Art Walk

06 October 2021, 2pm

Discover the vibrant contemporary art in Dublin’s Cultural Quarter.

Hosted by Temple Bar Gallery + Studios, Art Walk is a free outdoor guided tour introducing contemporary art exhibitions in Temple Bar. Art Walk takes you inside Temple Bar Gallery + Studios and neighbouring galleries and studios including, Black Church Print Studio, Project Arts Centre and, the Gallery of Photography.

Join us this month at Temple Bar Gallery + Studios for an introduction to our current exhibition Wayward Eye. We will then visit Gallery of Photography and Project Arts Centre for an introduction to Prix Pictet and Emma Wolf-Haugh’s Domestic Optimism, taking in some points of interest along the way.

This 45 minute tour is a great introduction to the arts in Temple Bar. Led by friendly curators and staff, enjoy a unique opportunity to gain insight into these exhibitions and organisations in a relaxed outdoor environment. Afterwards you will be free to enjoy the afternoon, viewing these exhibitions at your own pace.

We'll meet on Wednesday 6 October 2021 at 2pm outside Temple Bar Gallery + Studios. Book a spot and be introduced to our vibrant contemporary arts organisations and community.

Wayward Eye at Temple Bar Gallery + Studios features TBG+S studio artists, Vivienne Dick, Sarah Pierce, Marcel Vidal, Eimear Walshe, takes its title from a photography project by architect Denise Scott Brown. As Scott Brown puts it, there is a “messy vitality” to everyday urban architecture. The exhibition encourages wayward looking beyond and around our everyday perspectives of the familiar city environment, in order to examine new ways of participating in civic collectivity.

Prix Pictet at the Gallery of Photography takes the theme of Hope. It is a particularly significant theme for a world now slowly emerging from the shadow of a devastating pandemic and facing equally formidable challenges in the years ahead. The Prix Pictet is the world’s leading prize for photography and sustainability. Its purpose is to harness the power of photography to draw global attention to critical sustainability issues that threaten humanity and the planet that we share with the rest of the natural world. We are especially pleased to have two Irish photographers nominated for such a prestigious award.

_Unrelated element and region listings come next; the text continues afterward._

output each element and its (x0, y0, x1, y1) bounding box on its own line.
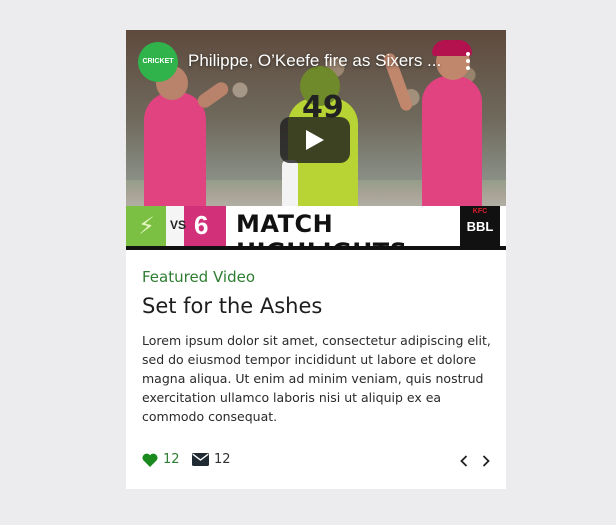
card-content: Featured Video Set for the Ashes Lorem i… (142, 268, 492, 426)
bbl-badge: KFC BBL (460, 206, 500, 246)
bbl-badge-text: BBL (466, 218, 494, 234)
featured-video-card: 49 CRICKET Philippe, O’Keefe fire as Six… (126, 30, 506, 489)
envelope-icon (192, 453, 209, 466)
kebab-menu-icon[interactable] (466, 52, 472, 72)
next-button[interactable] (478, 453, 494, 469)
like-button[interactable]: 12 (142, 452, 180, 467)
sixers-logo-mark: 6 (194, 210, 209, 240)
card-title[interactable]: Set for the Ashes (142, 294, 492, 322)
heart-icon (142, 453, 158, 467)
thunder-bolt-icon: ⚡ (138, 212, 155, 240)
previous-button[interactable] (456, 453, 472, 469)
video-bottom-bar (126, 246, 506, 250)
card-footer: 12 12 (142, 450, 492, 474)
play-button[interactable] (280, 117, 350, 163)
video-title[interactable]: Philippe, O’Keefe fire as Sixers ... (188, 51, 460, 71)
video-player[interactable]: 49 CRICKET Philippe, O’Keefe fire as Six… (126, 30, 506, 250)
card-eyebrow: Featured Video (142, 268, 255, 286)
channel-logo[interactable]: CRICKET (138, 42, 178, 82)
channel-logo-text: CRICKET (142, 58, 174, 65)
chevron-right-icon (482, 455, 490, 467)
match-highlights-banner: ⚡ VS 6 MATCH HIGHLIGHTS KFC BBL (126, 206, 506, 250)
bbl-sponsor: KFC (472, 208, 488, 215)
message-count: 12 (214, 452, 231, 467)
messages-button[interactable]: 12 (192, 452, 231, 467)
card-body: Lorem ipsum dolor sit amet, consectetur … (142, 333, 491, 424)
banner-vs-text: VS (170, 218, 187, 232)
play-icon (306, 130, 324, 150)
chevron-left-icon (460, 455, 468, 467)
like-count: 12 (163, 452, 180, 467)
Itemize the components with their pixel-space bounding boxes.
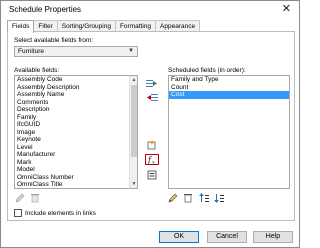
- move-up-icon: [199, 192, 209, 202]
- list-item[interactable]: Comments: [15, 99, 137, 107]
- fields-panel: Select available fields from: Furniture …: [7, 31, 295, 221]
- list-item[interactable]: Description: [15, 106, 137, 114]
- scrollbar-thumb[interactable]: [131, 85, 137, 157]
- delete-icon: [31, 193, 39, 202]
- include-links-label: Include elements in links: [25, 210, 96, 217]
- scheduled-fields-list[interactable]: Family and Type Count Cost: [168, 75, 290, 189]
- schedule-properties-dialog: Schedule Properties ✕ Fields Filter Sort…: [0, 0, 300, 248]
- move-down-button[interactable]: [212, 192, 226, 203]
- list-item[interactable]: Level: [15, 144, 137, 152]
- dialog-title: Schedule Properties: [9, 5, 82, 14]
- formula-icon: f x: [147, 156, 155, 165]
- list-item[interactable]: Manufacturer: [15, 151, 137, 159]
- list-item[interactable]: OmniClass Number: [15, 174, 137, 182]
- edit-available-button[interactable]: [13, 192, 27, 203]
- category-dropdown[interactable]: Furniture ▼: [14, 46, 138, 57]
- list-item[interactable]: Count: [169, 84, 289, 92]
- list-item[interactable]: IfcGUID: [15, 121, 137, 129]
- available-fields-scrollbar[interactable]: ▲ ▼: [129, 76, 137, 188]
- list-item[interactable]: OmniClass Title: [15, 181, 137, 188]
- new-parameter-icon: [147, 139, 156, 149]
- chevron-down-icon: ▼: [128, 48, 134, 54]
- edit-icon: [168, 193, 178, 202]
- remove-field-icon: [147, 94, 158, 101]
- available-fields-list[interactable]: Assembly Code Assembly Description Assembl…: [14, 75, 138, 189]
- tab-fields[interactable]: Fields: [7, 20, 35, 33]
- list-item-selected[interactable]: Cost: [169, 91, 289, 99]
- list-item[interactable]: Assembly Description: [15, 84, 137, 92]
- scheduled-fields-label: Scheduled fields (in order):: [168, 67, 246, 74]
- scroll-up-icon[interactable]: ▲: [130, 76, 137, 84]
- list-item[interactable]: Family and Type: [169, 76, 289, 84]
- delete-available-button[interactable]: [28, 192, 42, 203]
- combine-parameters-button[interactable]: [145, 169, 159, 180]
- help-button[interactable]: Help: [253, 231, 293, 243]
- available-fields-items: Assembly Code Assembly Description Assembl…: [15, 76, 137, 188]
- delete-scheduled-button[interactable]: [181, 192, 195, 203]
- close-icon[interactable]: ✕: [282, 3, 291, 15]
- new-parameter-button[interactable]: [145, 139, 159, 150]
- title-bar: Schedule Properties ✕: [1, 1, 299, 19]
- add-field-icon: [146, 80, 157, 87]
- move-down-icon: [214, 193, 224, 203]
- cancel-button[interactable]: Cancel: [207, 231, 247, 243]
- list-item[interactable]: Model: [15, 166, 137, 174]
- list-item[interactable]: Assembly Name: [15, 91, 137, 99]
- add-field-button[interactable]: [145, 78, 159, 89]
- svg-text:x: x: [152, 160, 155, 165]
- ok-button[interactable]: OK: [159, 231, 199, 243]
- delete-icon: [184, 193, 192, 202]
- list-item[interactable]: Keynote: [15, 136, 137, 144]
- list-item[interactable]: Image: [15, 129, 137, 137]
- edit-scheduled-button[interactable]: [166, 192, 180, 203]
- calculated-value-button[interactable]: f x: [145, 154, 159, 165]
- list-item[interactable]: Mark: [15, 159, 137, 167]
- list-item[interactable]: Family: [15, 114, 137, 122]
- combine-parameters-icon: [147, 170, 157, 179]
- select-from-label: Select available fields from:: [14, 37, 94, 44]
- category-dropdown-value: Furniture: [18, 48, 45, 55]
- remove-field-button[interactable]: [145, 92, 159, 103]
- list-item[interactable]: Assembly Code: [15, 76, 137, 84]
- include-links-checkbox[interactable]: [14, 209, 22, 217]
- available-fields-label: Available fields:: [14, 67, 60, 74]
- edit-icon: [15, 193, 25, 202]
- scroll-down-icon[interactable]: ▼: [130, 180, 137, 188]
- move-up-button[interactable]: [197, 192, 211, 203]
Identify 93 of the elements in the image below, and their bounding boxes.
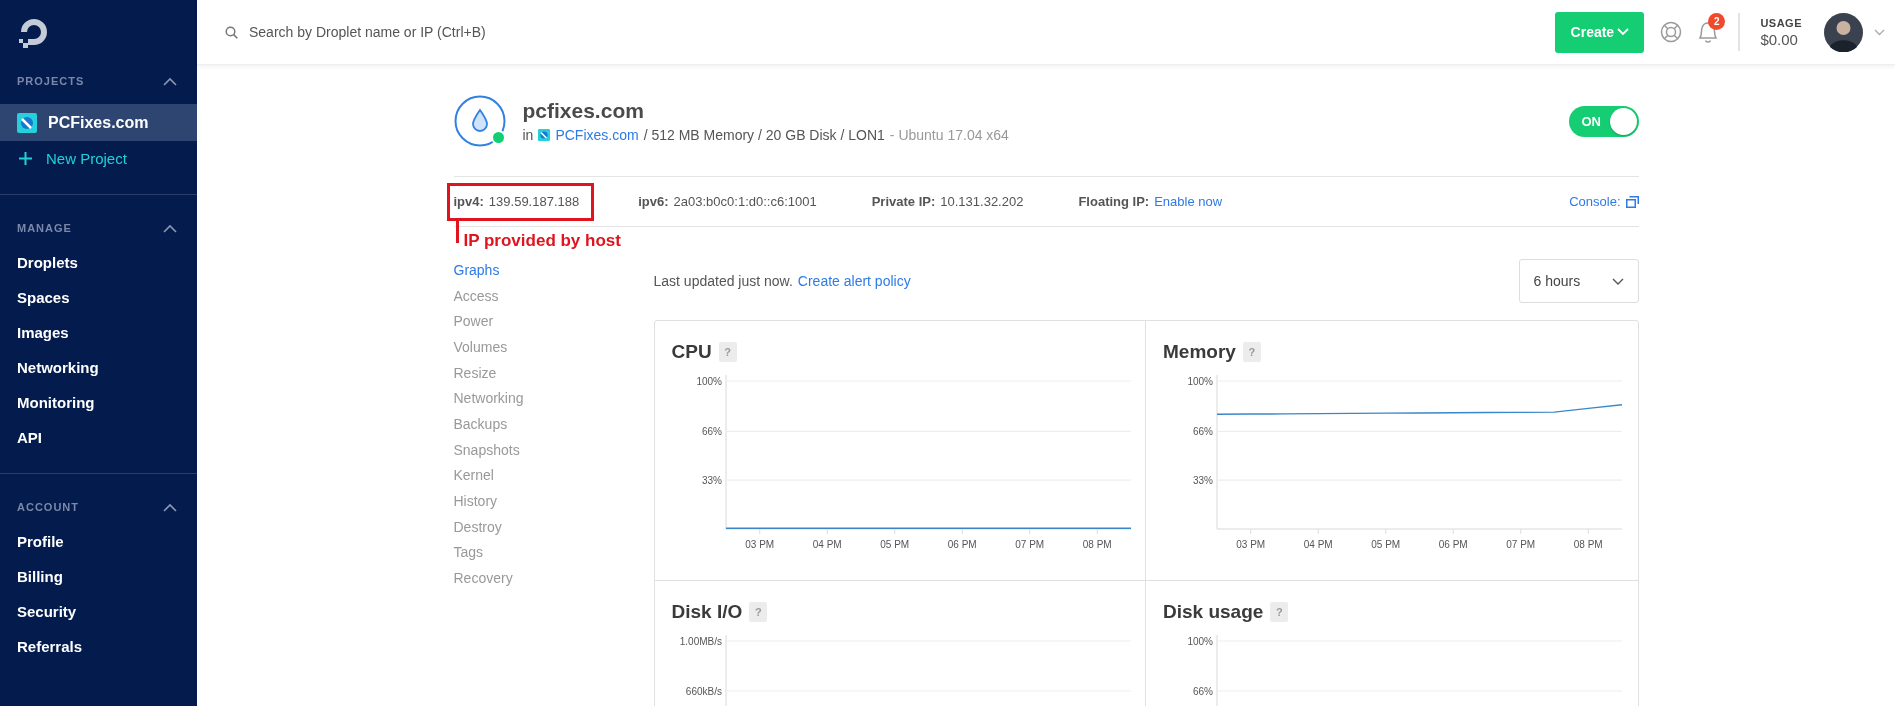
chart-title: Disk I/O <box>671 601 743 623</box>
chevron-down-icon <box>1611 277 1624 285</box>
project-icon <box>538 129 551 141</box>
section-heading: MANAGE <box>17 222 72 234</box>
x-tick-label: 06 PM <box>1438 539 1468 550</box>
x-tick-label: 08 PM <box>1082 539 1112 550</box>
y-tick-label: 66% <box>1193 425 1213 437</box>
chevron-icon[interactable] <box>163 502 177 512</box>
tab[interactable]: Backups <box>453 411 654 437</box>
tab[interactable]: Networking <box>453 385 654 412</box>
plus-icon <box>19 152 32 165</box>
y-axis-label: 66% <box>1193 685 1213 697</box>
project-link[interactable]: PCFixes.com <box>555 127 639 143</box>
search-field[interactable]: Search by Droplet name or IP (Ctrl+B) <box>247 23 651 41</box>
x-tick-label: 05 PM <box>879 539 909 550</box>
tab[interactable]: Resize <box>453 359 654 386</box>
x-tick-label: 07 PM <box>1506 539 1536 550</box>
range-select[interactable]: 6 hours <box>1518 259 1639 303</box>
x-tick-label: 08 PM <box>1573 539 1603 550</box>
droplet-specs: / 512 MB Memory / 20 GB Disk / LON1 <box>643 127 885 143</box>
usage-amount: $0.00 <box>1760 30 1799 48</box>
project-icon <box>17 112 37 133</box>
tab[interactable]: Destroy <box>453 513 654 540</box>
ip-label: ipv6: <box>638 194 669 209</box>
ip-label: ipv4: <box>453 194 484 209</box>
tab[interactable]: Power <box>453 308 654 335</box>
x-tick-label: 05 PM <box>1371 539 1401 550</box>
tab[interactable]: Kernel <box>453 462 654 489</box>
y-tick-label: 33% <box>1193 474 1213 486</box>
enable-link[interactable]: Enable now <box>1154 194 1223 209</box>
x-tick-label: 04 PM <box>1303 539 1333 550</box>
x-tick-label: 07 PM <box>1014 539 1044 550</box>
droplet-image: - Ubuntu 17.04 x64 <box>889 127 1009 143</box>
droplet-icon <box>453 95 506 147</box>
sidebar-item[interactable]: Referrals <box>0 629 197 664</box>
sidebar-item[interactable]: Security <box>0 594 197 629</box>
tab[interactable]: Tags <box>453 539 654 566</box>
y-tick-label: 100% <box>695 375 722 387</box>
sidebar-item[interactable]: Billing <box>0 559 197 594</box>
tab[interactable]: History <box>453 488 654 514</box>
tab[interactable]: Access <box>453 282 654 309</box>
avatar[interactable] <box>1824 12 1863 52</box>
droplet-name: pcfixes.com <box>522 99 645 123</box>
chart-title: CPU <box>671 341 712 363</box>
new-project-link[interactable]: New Project <box>0 141 197 176</box>
usage-label: USAGE <box>1760 16 1802 29</box>
ip-value: 10.131.32.202 <box>940 194 1024 209</box>
x-tick-label: 03 PM <box>1236 539 1266 550</box>
y-axis-label: 1.00MB/s <box>679 635 722 647</box>
chevron-down-icon <box>1617 28 1630 36</box>
sidebar-item[interactable]: Monitoring <box>0 385 197 420</box>
x-tick-label: 03 PM <box>744 539 774 550</box>
sidebar-item[interactable]: Droplets <box>0 245 197 280</box>
project-item[interactable]: PCFixes.com <box>0 104 197 141</box>
y-axis-label: 660kB/s <box>685 685 722 697</box>
help-badge[interactable]: ? <box>1270 602 1289 622</box>
ip-label: Floating IP: <box>1078 194 1150 209</box>
section-heading: PROJECTS <box>17 75 85 87</box>
console-link[interactable]: Console: <box>1569 194 1639 209</box>
sidebar-item[interactable]: API <box>0 420 197 455</box>
help-badge[interactable]: ? <box>1242 342 1261 362</box>
x-tick-label: 04 PM <box>812 539 842 550</box>
sidebar-item[interactable]: Networking <box>0 350 197 385</box>
y-tick-label: 100% <box>1187 375 1213 387</box>
chevron-icon[interactable] <box>163 223 177 233</box>
alert-policy-link[interactable]: Create alert policy <box>797 273 911 289</box>
sidebar-item[interactable]: Spaces <box>0 280 197 315</box>
chevron-icon[interactable] <box>163 76 177 86</box>
ip-label: Private IP: <box>871 194 936 209</box>
y-axis-label: 100% <box>1187 635 1213 647</box>
location-prefix: in <box>522 127 534 143</box>
external-window-icon <box>1625 195 1639 208</box>
sidebar-item[interactable]: Profile <box>0 524 197 559</box>
sidebar-item[interactable]: Images <box>0 315 197 350</box>
y-tick-label: 66% <box>701 425 722 437</box>
help-icon[interactable] <box>1660 21 1683 43</box>
notification-badge: 2 <box>1708 13 1726 30</box>
ip-value: 139.59.187.188 <box>488 194 580 209</box>
tab[interactable]: Recovery <box>453 565 654 591</box>
y-tick-label: 33% <box>701 474 722 486</box>
last-updated-text: Last updated just now. <box>653 273 793 289</box>
help-badge[interactable]: ? <box>749 602 768 622</box>
x-tick-label: 06 PM <box>947 539 977 550</box>
ip-value: 2a03:b0c0:1:d0::c6:1001 <box>673 194 817 209</box>
tab[interactable]: Graphs <box>453 257 654 283</box>
tab[interactable]: Snapshots <box>453 436 654 463</box>
search-icon <box>225 25 238 39</box>
chart-title: Disk usage <box>1163 601 1264 623</box>
chart-title: Memory <box>1163 341 1236 363</box>
tab[interactable]: Volumes <box>453 334 654 360</box>
help-badge[interactable]: ? <box>718 342 737 362</box>
section-heading: ACCOUNT <box>17 501 79 513</box>
annotation-text: IP provided by host <box>463 230 621 251</box>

Domestic Optimism by Emma Wolf-Haugh at Project Arts Centre presents two 'acts'. Act One: Modernism–A Lesbian Love Story explores the lesbian flâneur as an avatar figure that liberates the domesticated body into the mutable space of the city. Act Two: Radclyffe Hall–The Lazerbeam Theirstory Projects enters into speculative exchange with the often misrepresented history of Ballymun, a post-war style high rise social housing estate built on Dublin’s northside in the 1960s. The newly commissioned works include tailored screens, pop-up furniture, photo-walls (produced in collaboration with the artists Kerstin Honeit and Line Skywalker Karlström), zines and video works. With their warped aesthetics of museum display, the collective works underline the unmaking of normatively structured representation.